La hipodérmica del Dr. McCoy
Trump erróneamente equipara su plan Warp Speed, destinado a obtener una vacuna contra el coronavirus en tiempo récord, con el Proyecto Manhattan. Pero la presente realidad es muy diferente de aquella que, bien o mal, tenía abundante evidencia científica de su lado. El diario The Guardian resumió hace varias semanas la opinión de varios expertos norteamericanos alegando que todas las vacunas previas contra coronavirus como el SARS han fracasado dejando secuelas serias en los voluntarios. Concluyen que quizá “algo” salga del Warp Speed, pero es muy improbable que sea una vacuna.
A diferencia de Jonathan Salk, que se inoculó su propia vacuna contra la poliomielitis y donó la patente, otras ambiciones, más allá de la prevención, son el motor del Warp Speed; proyecto que encuentra sus limitaciones en USA y UE en su fase de prueba en humanos debido a los restrictivos protocolos de toxicidad que deben garantizarse en dichos países. En este contexto es que los argentinos hemos sido “elegidos” por Pfizer para que su “vacuna” (la que no es la favorita del proyecto) sea probada en Argentina.
Los comentarios sobran.
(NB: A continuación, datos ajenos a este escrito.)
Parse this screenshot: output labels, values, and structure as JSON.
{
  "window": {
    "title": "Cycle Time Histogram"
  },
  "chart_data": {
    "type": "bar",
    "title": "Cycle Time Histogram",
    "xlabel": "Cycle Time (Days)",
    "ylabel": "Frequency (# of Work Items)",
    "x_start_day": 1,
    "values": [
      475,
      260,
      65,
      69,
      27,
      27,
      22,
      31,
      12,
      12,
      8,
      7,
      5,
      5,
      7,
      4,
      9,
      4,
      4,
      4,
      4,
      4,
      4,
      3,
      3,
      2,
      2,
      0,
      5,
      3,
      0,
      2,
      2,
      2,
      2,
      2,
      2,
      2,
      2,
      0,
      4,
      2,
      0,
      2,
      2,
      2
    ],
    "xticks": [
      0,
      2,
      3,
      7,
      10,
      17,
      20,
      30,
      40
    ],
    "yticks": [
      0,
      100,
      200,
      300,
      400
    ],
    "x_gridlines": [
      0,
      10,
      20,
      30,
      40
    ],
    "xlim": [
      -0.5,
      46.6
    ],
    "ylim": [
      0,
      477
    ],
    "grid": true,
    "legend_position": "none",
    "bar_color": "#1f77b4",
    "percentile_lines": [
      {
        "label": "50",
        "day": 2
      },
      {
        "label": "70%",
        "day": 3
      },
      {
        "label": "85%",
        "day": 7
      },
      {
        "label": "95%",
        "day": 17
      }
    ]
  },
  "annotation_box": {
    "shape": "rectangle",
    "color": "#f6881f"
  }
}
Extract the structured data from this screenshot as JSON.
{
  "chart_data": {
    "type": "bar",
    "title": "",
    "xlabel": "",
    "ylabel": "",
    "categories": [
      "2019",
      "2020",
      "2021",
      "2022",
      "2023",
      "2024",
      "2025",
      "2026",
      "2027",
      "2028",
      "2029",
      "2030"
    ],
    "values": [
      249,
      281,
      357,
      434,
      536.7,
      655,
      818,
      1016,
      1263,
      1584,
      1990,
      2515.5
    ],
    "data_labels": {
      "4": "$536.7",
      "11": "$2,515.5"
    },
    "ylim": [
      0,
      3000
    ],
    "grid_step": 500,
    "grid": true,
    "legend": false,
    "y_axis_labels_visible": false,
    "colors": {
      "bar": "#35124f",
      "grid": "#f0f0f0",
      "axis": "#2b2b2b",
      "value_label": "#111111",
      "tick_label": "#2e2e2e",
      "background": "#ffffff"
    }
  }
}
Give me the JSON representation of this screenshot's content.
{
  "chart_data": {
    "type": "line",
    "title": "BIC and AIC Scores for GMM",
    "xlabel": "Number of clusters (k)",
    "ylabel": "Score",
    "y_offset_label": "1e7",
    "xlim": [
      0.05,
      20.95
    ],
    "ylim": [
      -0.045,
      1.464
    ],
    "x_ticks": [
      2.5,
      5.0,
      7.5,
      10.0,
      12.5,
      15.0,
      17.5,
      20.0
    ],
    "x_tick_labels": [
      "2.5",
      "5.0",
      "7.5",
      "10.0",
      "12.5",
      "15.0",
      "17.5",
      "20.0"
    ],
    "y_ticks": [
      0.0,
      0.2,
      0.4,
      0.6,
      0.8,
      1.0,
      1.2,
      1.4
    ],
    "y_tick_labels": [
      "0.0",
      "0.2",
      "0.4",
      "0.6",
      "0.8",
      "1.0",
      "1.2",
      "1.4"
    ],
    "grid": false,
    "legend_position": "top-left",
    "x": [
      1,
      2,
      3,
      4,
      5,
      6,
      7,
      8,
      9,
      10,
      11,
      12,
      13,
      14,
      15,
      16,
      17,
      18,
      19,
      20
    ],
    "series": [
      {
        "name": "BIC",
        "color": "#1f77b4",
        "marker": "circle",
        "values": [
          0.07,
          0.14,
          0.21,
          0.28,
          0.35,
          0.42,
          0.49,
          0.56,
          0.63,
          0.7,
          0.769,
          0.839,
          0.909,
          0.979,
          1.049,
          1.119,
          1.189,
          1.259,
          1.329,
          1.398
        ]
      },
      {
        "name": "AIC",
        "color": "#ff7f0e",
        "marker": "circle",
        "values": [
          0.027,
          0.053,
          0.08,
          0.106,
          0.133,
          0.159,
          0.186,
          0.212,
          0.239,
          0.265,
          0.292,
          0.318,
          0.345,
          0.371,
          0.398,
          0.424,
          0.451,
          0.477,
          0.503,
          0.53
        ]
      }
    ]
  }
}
Esperemos que de aceptarse esta oferta el Anmat limite las pruebas a voluntarios “reales” seleccionados acorde a principios estadísticos aceptables y éticos (individuos sanos y jóvenes de todas las etnias).
Todos deseamos que el horror de la covid-19 termine, pero la esperanza debe estar basada en la realidad, no en la visión demencial de un ignorante como Trump, o la ambición desmedida de las compañías farmacéuticas multinacionales.